As it turned out, the rough stretch lasted for roughly the last 20 miles.  I think I started swerving a bit around mile 23, but I'm not sure.  After the race as I rode the subway back to the hotel, I almost passed out.  It wasn't my day, and I'm at peace with that.  If I would have run conservatively, I may not have had as bad of a result, but it still wouldn't have been my day.  I would rather have a really bad race while trying to run a great race than just a pretty bad race while trying to just have a pretty bad race and nothing worse.

Every great race I have ever had has been the result of taking big risks.  That is the only way I know to have great races, and the day I am unwilling to risk everything in a race is the day I need to find something else to pour my heart and soul into.  I try to run every race like it is going to be great, because if it turns out it wasn't my day, it wouldn't have been my day anyways.  If I'm going to run aggressively, I have to accept that there will be some bad races, accept those races and try to learn from them.

I have working theories as to what went wrong.  The heat definitely hurt me, but I'm not sure if that was all.  Because of the heat, I made sure to drink a lot before and during the race.  Another theory that I have is that my stomach problems were because I drank more than I was used to before and/or during the race.  I will continue to think about what exactly went wrong, and intend to learn from it.

If I can figure out how, I'm going to disable comments on this post.  Apparently there is a lot of drama on some message boards, and I'm trying to stay away from it.  I find that if I don't read all the bad things people I've never met have to say about me, then I'm a happier person for it.  I haven't read the message boards about my race, don't intend to, and don't really want a bunch of e-mails about the same type of comments on my blog.

Saturday, April 7, 2012

Apologies for the extended time since I've updated.  Given that my every day life seems...well, every day to me, I struggle with actually thinking things in my life are interesting enough that people actually want to read about them.  I'll start out with the most important things, saying when I'm going to be in Boston for the Boston Marathon.  I'm bib 26 for those watching.  That way people in the area who want to see me know that and when I'm there.  Then I'll let the blog devolve into trying to make mundane, uninteresting things in my life seem interesting.
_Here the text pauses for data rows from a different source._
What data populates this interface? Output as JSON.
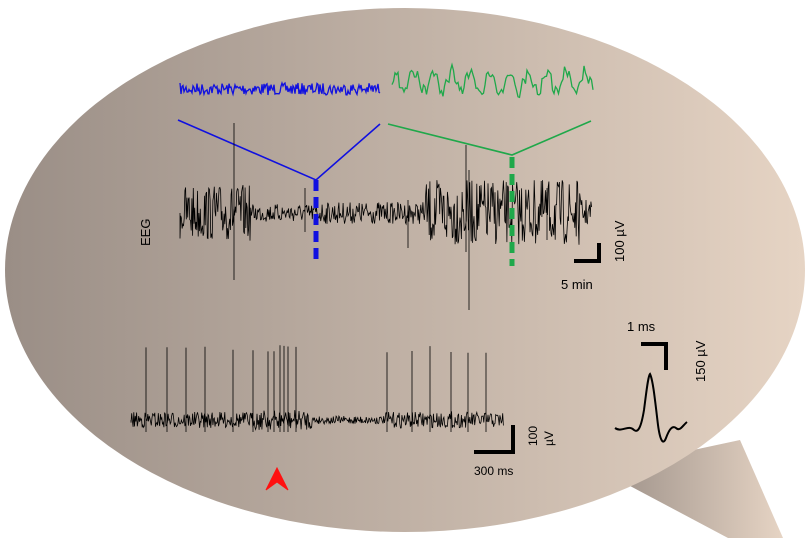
{
  "labels": {
    "eeg": "EEG",
    "eeg_scale_time": "5 min",
    "eeg_scale_amp": "100 µV",
    "unit_scale_time": "300 ms",
    "unit_scale_amp_value": "100",
    "unit_scale_amp_unit": "µV",
    "waveform_scale_time": "1 ms",
    "waveform_scale_amp": "150 µV"
  },
  "colors": {
    "low_state_trace": "#1010e0",
    "high_state_trace": "#1fa84a",
    "marker_arrow": "#ff1010",
    "trace": "#000000",
    "bubble_left": "#9a8e86",
    "bubble_right": "#e6d4c4"
  }
}
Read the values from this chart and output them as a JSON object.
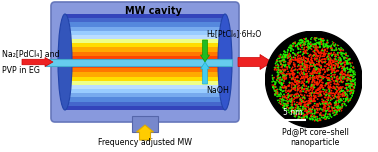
{
  "bg_color": "#ffffff",
  "mw_cavity_label": "MW cavity",
  "freq_label": "Frequency adjusted MW",
  "reagent_left_line1": "Na₂[PdCl₄] and",
  "reagent_left_line2": "PVP in EG",
  "reagent_top_label": "H₂[PtCl₆]·6H₂O",
  "reagent_bottom_label": "NaOH",
  "product_label": "Pd@Pt core–shell\nnanoparticle",
  "scalebar_label": "5 nm",
  "band_colors": [
    "#3344bb",
    "#4466cc",
    "#5588dd",
    "#77aaee",
    "#99ccff",
    "#bbddff",
    "#eeff88",
    "#ffdd00",
    "#ffaa00",
    "#ff7700",
    "#ff4400",
    "#ff2200",
    "#ff4400",
    "#ff7700",
    "#ffaa00",
    "#ffdd00",
    "#eeff88",
    "#bbddff",
    "#99ccff",
    "#77aaee",
    "#5588dd",
    "#4466cc",
    "#3344bb"
  ],
  "outer_color": "#8899dd",
  "outer_edge": "#6677bb",
  "port_color": "#7788cc",
  "tube_color": "#66ccee",
  "tube_edge": "#44aacc"
}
I'm arriving in Boston the evening of Friday, April 13 (oooh, spooky), running the race on the morning of Monday the 16th, and leaving before I see the sun on Tuesday the 17th.  I'll probably be pretty lazy and not up for much during Saturday and Sunday, and I'll probably be pretty tired on Monday afternoon and evening.  I'm going to a PowerBar Recovery Party after the race (assuming I can walk by then), although I don't know where or when that is other than somewhere in Boston sometime on Monday.  And I'll be on a plane before anybody with any complaints about my race can find me on Tuesday morning.

I'm done with the important parts of my blog, so you can all stop reading.  Seriously.  Because all I really have to say is that I'm coming off one of the most pathetic moments of my life a few days ago.  I got a first degree burn from a sock full of rice.  That's about all there is other than things like working on community presentations, training, running away from vicious turkeys, you know, the stuff that happens all the time around here.